Moses displayed it towards God when he said (loosely paraphrased), “I can’t even talk. You must have the wrong guy to be the spokesperson for Israel, God.” Abraham and Sarah had it when they laughed at God’s proposition of having a son in their old age. Mary had it when she became “greatly terrified” after an angel had told her “you are highly favored among women.” Such reactions may seem irrational and silly, but very very real.

There is something about weakness and so called “imperfection” that is very beautiful to God. Otherwise, he would have never chosen the people he put into Jesus’ family tree (a prostitute, an adulterer, an unwed mother, several people who were at one time out of the chosen tribe of Israel).

One common lie of perfection is that only perfection will lead us to success and excellence. We think that if we try really hard to be perfect, we just might get there. There is a subtle but important difference between the pursuit of excellence and perfection. Perfection is about performance. Excellence is about connection. 

When I go to the theater to see something that will really stir me, like the movie Les Miserables, I don’t want to see a perfect performance, I want to see one that connects with me. I can watch Anne Hathaway perform her passionately imperfect performance with sweat beading and spit flying or I can watch a perfectly polished version that is void of connection. Which one would you prefer? There is a reason I cannot give you the name of the perfect performance, whoever gave that performance is not remembered.
You could make the argument that it is possible to produce a flawless product, whether it is in the way you present yourself or in the work you do. But maybe a better question to ask is not how perfect your work is, or how flaw free it it, but how much of an impact it makes? 

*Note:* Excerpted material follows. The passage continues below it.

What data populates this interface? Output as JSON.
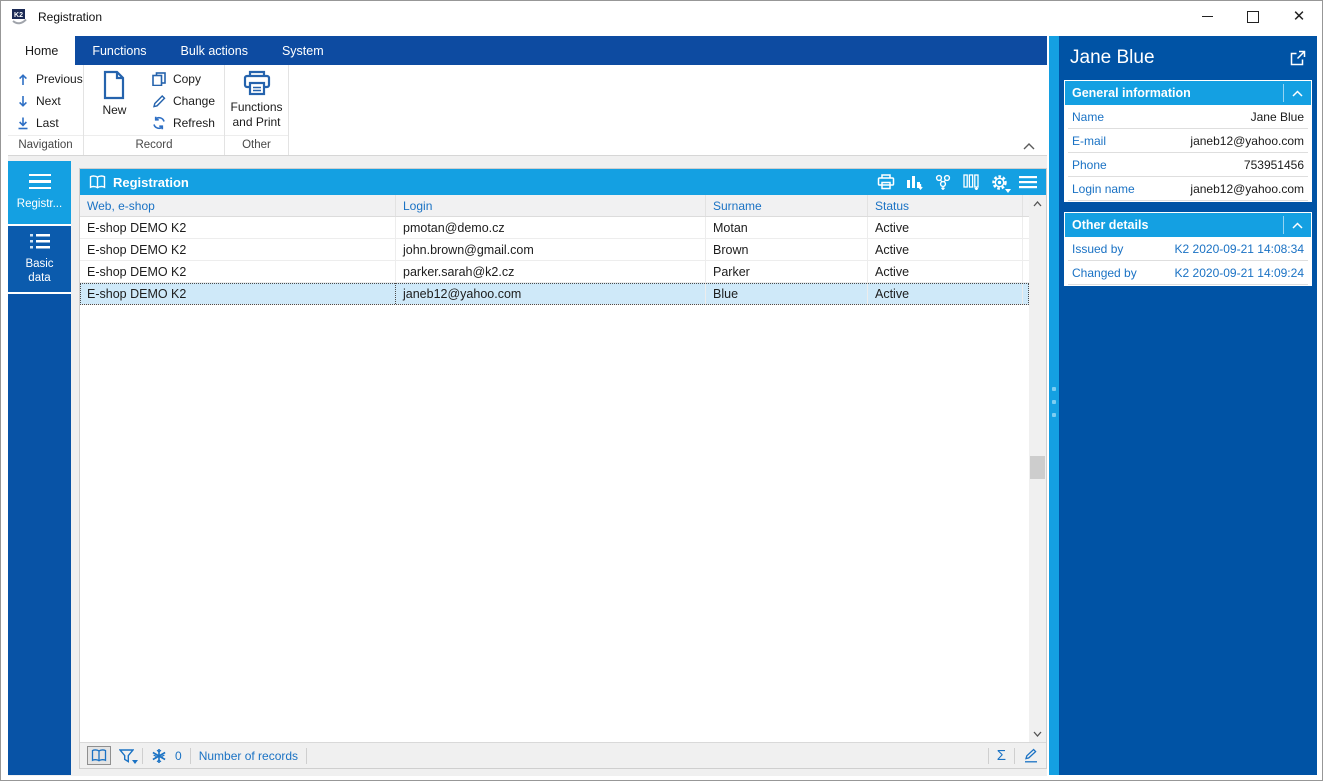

I once saw a beauty article about a certain actress. It made the case for her beauty by listing how beautiful she was based on itemized aspects of her appearance. Her hair was perfect, her skin was perfect, her proportions were perfect. The question it left me was this: do we now define beauty based on chopping ourselves into segments and examining the perfection of each segment? Is that what we’ve reduced beauty to in our “advanced” world? In this age of air-brushed images and edited productions, maybe we’ve lost sight of what it is that is beautiful and what it is that human nature is really longing for, which is connection over perfection. Maybe the Mona Lisa is beautiful not because of hair and proportion and lighting, but because the whole of the composition and how she connects with onlookers.

If we change our focus from perfection to connection, then everything I’m doing, from how I dress to how I execute my work speaks of something. It either will promote that connection, or it will shut it down. When we pursue excellence, our entire goal is to get our hands dirty, and take big risks in order to connect big. And when we learn and grow to attain higher and higher levels of excellence (getting better at our craft, etc.) it is only so we will remove all the roadblocks to more and more connection— connection between us and God, connection between ourselves and others who walk this planet with us. The point is not to say to God or to anyone else, “Look how mistake free I am.” The point is to say to God and the world around, “Connect with me. Connect with the message I’m bringing.” 

How does this connect with you? What ways have you found helpful in getting you out of the rut of perfectionism?